Consumerism is the product of complex dynamics within the “consumer society”, as understood by anthropologists. These dynamics can be summarized as:

  • The social and psychological strength of the advertising media and marketing, capable of encouraging the consumption of certain goods through seduction strategies to which we are all, to some extent, vulnerable. Products compete in this way for our attention, and it is normal to respond to it in impulsive and irrational ways.
  • The facilities that offer certain disposable products, whose use is immediate and then go to the garbage, regardless of the fact that their waste and residues may remain (as in the case of plastics) for hundreds of years polluting the environment. However, as the product has disappeared from our homes, we have the impression that it has ceased to exist altogether.
  • The planned obsolescence of many products, especially the technological ones, which obey the consumerist logic of being forced to buy a new one every so often, in order to keep the industry going. These products could last much longer, but they are programmed to stop working at a certain point and force us to buy a new one.
  • The culture of novelty and innovation, which rewards us socially and emotionally only if we have the latest model of a product or service, and instead embarrasses us if we have fallen behind in the race. The worst thing is that keeping up to date is practically impossible, since the pace of innovation is much faster than any personal ability to save or generate wealth.

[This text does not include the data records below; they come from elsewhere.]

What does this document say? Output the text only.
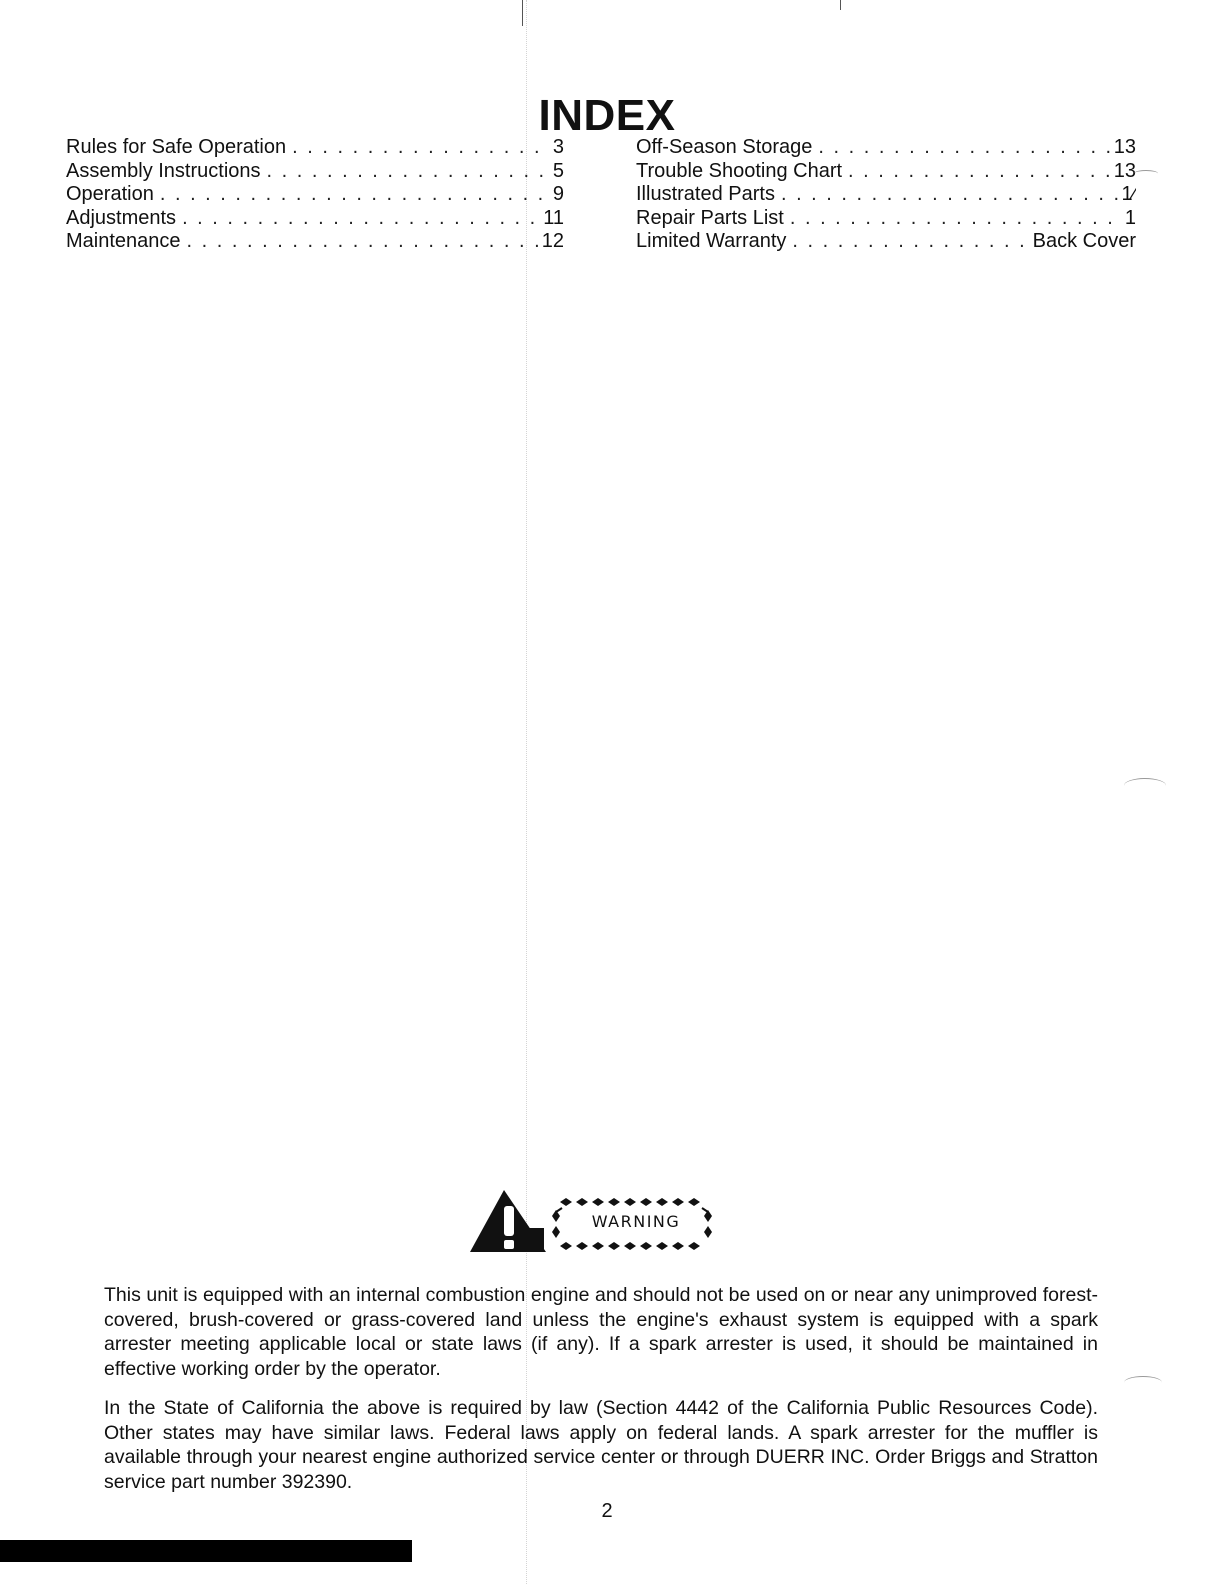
INDEX
Rules for Safe Operation . . .	3
Assembly Instructions . . .	5
Operation . . .	9
Adjustments . . .	11
Maintenance . . .	12
Off-Season Storage . . .	13
Trouble Shooting Chart . . .	13
Illustrated Parts . . .	1⁄
Repair Parts List . . .	1
Limited Warranty . . .	Back Cover
WARNING

This unit is equipped with an internal combustion engine and should not be used on or near any unimproved forest-covered, brush-covered or grass-covered land unless the engine's exhaust system is equipped with a spark arrester meeting applicable local or state laws (if any). If a spark arrester is used, it should be maintained in effective working order by the operator.

In the State of California the above is required by law (Section 4442 of the California Public Resources Code). Other states may have similar laws. Federal laws apply on federal lands. A spark arrester for the muffler is available through your nearest engine authorized service center or through DUERR INC. Order Briggs and Stratton service part number 392390.

2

Consequences of consumerism

The consequences of irresponsible consumption can be very positive for industry and the local economy, as well as dire for the environment and human health. Some of them can be:

  • Creates demand where there was none, or encourages demand for a particular product above others, especially those of low price and low quality. This contributes to the maldistribution of wealth, as it is usually the middle and lower classes that continually consume cheap mass-produced goods, investing their money in objects that do not last at all and provide little benefit.
  • Continuous and excessive garbage productionAs product residues, especially short-lived ones, accumulate in the environment and can take thousands of years to decompose. This, in turn, wreaks havoc on the planet’s delicate biotic balance.
  • The massive consumption of low-quality industrialized products, especially food, brings with it consequences on individual, family and regional health, causing diseases such as obesity and diabetes.
  • The massive preference of certain products over others, especially single-use ones over more durable ones, leads to economic and commercial imbalance between countries and regions whole, pushing the cycles of capitalism towards more frequent and acute crises.